Sunday, I left the farm later because Bernadette was there to open the tent. She called me when I was about a half hour into the drive to tell me she had had enough and couldn't take any more. Fair Hill had broken her. The tent had collapsed and everything was wet. I felt bad, but I told her this was no tragedy. The guy next to us had moved out of his tent so move in there. It was a surprise the tent had lasted as long as it did. Besides, maybe people would feel sorry for us and buy more raffle tickets. She is better than I could ever be at fundraising, and this fact lifted her spirits. Bernadette proceeded to sell even more raffle tickets throughout the day. Bernadette told me Eric had sold both of my jumps. I was so bummed, but she said we could get him to make the same ones for us. I was still bummed, but I will have those jumps for Leighton Farm. A bit later I saw my pal Cherie and her mom. She commented the jumps were gone and they took the squirrel. The squirrel, I forgot about him. They took my jumps and the squirrel too. Cherie, said I know who it was. I sounded like we were talking about a thief. It was Full Moon Farm. I had seen them driving the getaway trailer yesterday. Oh well, they have really great taste in jumps.

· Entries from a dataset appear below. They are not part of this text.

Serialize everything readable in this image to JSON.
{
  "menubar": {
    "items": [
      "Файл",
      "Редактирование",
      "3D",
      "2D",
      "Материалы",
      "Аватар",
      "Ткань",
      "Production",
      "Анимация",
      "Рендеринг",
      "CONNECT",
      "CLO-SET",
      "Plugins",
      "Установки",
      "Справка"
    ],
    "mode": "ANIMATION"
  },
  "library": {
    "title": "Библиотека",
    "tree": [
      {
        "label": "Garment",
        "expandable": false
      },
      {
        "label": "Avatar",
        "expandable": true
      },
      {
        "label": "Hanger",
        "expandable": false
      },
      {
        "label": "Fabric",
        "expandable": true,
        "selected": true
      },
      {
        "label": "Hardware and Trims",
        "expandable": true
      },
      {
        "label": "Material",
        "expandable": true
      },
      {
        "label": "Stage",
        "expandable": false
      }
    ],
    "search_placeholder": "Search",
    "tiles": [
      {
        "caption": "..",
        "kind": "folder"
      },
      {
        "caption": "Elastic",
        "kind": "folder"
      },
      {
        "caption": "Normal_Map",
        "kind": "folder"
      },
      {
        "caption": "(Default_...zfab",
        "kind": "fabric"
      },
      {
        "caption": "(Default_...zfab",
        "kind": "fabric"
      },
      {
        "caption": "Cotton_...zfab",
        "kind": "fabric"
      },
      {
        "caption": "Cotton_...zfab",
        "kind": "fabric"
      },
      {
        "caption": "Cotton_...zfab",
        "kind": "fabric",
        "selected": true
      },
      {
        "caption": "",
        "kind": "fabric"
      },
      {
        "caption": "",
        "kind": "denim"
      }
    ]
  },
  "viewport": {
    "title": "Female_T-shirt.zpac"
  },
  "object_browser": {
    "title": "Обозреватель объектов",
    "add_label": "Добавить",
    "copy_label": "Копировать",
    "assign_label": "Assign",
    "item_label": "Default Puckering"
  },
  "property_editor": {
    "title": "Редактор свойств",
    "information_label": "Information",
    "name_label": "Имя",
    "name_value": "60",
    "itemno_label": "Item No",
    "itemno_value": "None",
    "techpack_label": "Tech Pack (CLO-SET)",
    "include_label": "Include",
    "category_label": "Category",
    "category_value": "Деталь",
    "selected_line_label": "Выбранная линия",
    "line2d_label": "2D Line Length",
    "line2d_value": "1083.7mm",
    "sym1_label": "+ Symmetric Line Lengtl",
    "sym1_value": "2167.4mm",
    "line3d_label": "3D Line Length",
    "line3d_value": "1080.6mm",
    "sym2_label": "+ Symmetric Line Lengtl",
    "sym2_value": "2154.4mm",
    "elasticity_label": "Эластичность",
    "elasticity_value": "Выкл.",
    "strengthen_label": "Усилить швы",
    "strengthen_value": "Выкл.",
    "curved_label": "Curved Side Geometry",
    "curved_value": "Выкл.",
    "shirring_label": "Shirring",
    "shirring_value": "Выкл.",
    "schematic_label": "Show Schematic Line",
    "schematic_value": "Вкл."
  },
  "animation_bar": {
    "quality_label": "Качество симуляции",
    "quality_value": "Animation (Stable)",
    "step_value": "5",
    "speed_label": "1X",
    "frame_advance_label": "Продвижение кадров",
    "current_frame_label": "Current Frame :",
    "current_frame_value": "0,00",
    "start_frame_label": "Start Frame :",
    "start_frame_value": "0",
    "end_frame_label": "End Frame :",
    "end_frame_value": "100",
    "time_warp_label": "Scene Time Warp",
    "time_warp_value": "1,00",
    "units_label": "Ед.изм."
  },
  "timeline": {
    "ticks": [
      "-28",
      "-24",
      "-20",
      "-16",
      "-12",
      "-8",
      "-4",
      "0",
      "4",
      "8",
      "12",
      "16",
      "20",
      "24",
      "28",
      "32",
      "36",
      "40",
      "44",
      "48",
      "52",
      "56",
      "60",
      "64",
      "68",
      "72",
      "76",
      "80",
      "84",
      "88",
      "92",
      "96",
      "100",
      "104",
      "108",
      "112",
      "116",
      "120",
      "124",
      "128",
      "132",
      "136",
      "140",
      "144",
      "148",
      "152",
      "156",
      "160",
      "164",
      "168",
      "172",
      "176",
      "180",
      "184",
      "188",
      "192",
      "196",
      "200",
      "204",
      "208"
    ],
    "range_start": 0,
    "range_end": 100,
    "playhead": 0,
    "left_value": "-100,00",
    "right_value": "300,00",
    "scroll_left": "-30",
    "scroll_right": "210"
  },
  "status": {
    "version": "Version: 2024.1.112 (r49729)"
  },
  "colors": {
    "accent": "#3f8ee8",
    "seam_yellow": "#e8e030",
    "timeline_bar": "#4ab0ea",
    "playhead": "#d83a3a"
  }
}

Bernadette and I witnessed wonderful rides by both Sam and Sharon in the show jumping. I have seen Sharon school with Jimmy on Rafferty quite a bit over the last year and it was a true privilege. As I watched her flawless round I thought this is what all the hard work was about. I was also amazed at how Sharon rode just the same as at home. I mean she's that good. Most people ride different at the show than at home, but somehow she rides the same and all I can say is she is amazing to watch.
Bernadette called me from her car on the ride home to tell me Ben had upchucked all over the back seat of her car. All we could do was laugh, it was a perfect ending to this story.